Design: Two hundred tonsillectomy cases from adults aged 30 years and older were retrospectively reviewed from 2008 - 2010, each with a benign clinical indication for surgery. A review of patient medical records showed no preoperative suspicion of malignancy in any case. Immunohistochemical staining for p16INK4a was performed on all cases as a marker for HPV infection. Confirmatory PCR and in-situ hybridization (ISH) for HPV was performed on all cases with positive p16 staining as well as cases with incidental dysplasia or carcinoma.
Results: Three specimens contained incidental squamous cell carcinoma and/or high grade dysplasia (1.5%). Two of these tested positive for HPV, exhibiting strong, diffuse, nuclear and cytoplasmic p16 staining, confirmed by PCR and ISH. Of 197 cases with benign histology, all were negative for p16.

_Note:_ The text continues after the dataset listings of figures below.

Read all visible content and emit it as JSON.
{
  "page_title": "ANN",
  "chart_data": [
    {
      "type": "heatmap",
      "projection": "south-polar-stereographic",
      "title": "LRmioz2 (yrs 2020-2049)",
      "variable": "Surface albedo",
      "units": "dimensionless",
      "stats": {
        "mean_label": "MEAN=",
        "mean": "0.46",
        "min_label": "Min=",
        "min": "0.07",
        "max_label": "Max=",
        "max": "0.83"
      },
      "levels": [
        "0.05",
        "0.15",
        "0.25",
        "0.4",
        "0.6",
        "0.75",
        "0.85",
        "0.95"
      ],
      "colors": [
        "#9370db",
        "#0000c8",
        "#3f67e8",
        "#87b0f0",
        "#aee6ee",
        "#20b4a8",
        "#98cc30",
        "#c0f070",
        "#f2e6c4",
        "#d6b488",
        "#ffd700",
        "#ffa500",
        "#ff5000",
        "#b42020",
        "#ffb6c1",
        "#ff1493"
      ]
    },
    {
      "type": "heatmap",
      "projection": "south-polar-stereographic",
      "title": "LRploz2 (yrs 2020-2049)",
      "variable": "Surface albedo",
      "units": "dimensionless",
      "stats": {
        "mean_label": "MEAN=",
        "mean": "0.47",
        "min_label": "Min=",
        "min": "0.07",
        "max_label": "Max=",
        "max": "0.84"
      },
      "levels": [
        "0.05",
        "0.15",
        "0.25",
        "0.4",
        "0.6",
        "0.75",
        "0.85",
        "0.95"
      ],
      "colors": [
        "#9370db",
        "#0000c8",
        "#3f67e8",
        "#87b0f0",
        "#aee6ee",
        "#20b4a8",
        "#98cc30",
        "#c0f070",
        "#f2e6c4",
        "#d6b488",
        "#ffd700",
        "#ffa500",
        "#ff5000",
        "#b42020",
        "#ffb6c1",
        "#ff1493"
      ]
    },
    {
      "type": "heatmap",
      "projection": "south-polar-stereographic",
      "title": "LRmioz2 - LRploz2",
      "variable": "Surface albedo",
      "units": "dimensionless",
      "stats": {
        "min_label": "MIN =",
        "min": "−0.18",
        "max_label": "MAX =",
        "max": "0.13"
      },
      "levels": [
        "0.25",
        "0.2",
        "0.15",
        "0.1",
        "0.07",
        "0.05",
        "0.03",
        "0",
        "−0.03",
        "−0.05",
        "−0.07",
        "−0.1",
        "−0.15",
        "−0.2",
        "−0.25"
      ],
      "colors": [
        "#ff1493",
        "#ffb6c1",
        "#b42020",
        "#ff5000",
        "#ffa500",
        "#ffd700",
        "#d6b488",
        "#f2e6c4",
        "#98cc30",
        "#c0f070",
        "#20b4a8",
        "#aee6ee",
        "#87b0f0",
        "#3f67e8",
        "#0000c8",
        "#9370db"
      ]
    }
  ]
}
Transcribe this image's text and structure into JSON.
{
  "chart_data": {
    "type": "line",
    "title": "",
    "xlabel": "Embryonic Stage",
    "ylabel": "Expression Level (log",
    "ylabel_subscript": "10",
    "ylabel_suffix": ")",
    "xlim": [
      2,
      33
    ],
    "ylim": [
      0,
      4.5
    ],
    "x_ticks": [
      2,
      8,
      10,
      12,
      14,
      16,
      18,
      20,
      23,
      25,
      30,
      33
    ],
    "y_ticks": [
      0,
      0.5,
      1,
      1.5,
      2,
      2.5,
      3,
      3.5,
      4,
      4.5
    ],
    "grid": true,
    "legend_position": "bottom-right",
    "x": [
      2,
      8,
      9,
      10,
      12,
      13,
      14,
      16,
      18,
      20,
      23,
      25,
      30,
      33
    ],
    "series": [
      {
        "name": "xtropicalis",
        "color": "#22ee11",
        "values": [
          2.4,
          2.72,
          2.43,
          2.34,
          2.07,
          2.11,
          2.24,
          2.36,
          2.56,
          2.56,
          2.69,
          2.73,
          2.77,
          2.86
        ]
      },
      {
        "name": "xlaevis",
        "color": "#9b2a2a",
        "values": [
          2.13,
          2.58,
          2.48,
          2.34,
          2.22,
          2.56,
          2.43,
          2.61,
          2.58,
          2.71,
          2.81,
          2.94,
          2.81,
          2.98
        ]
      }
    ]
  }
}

Conclusions: The prevalence of incidental malignancies and pre-malignancies in this study is much higher than previously reported, supporting the role of routine histological examination of tonsillectomy specimens in adults. Conversely, the presence of positive p16 staining in the absence of malignancy is much lower than previously reported; therefore testing should be reserved for cases with dysplastic or neoplastic epithelial changes.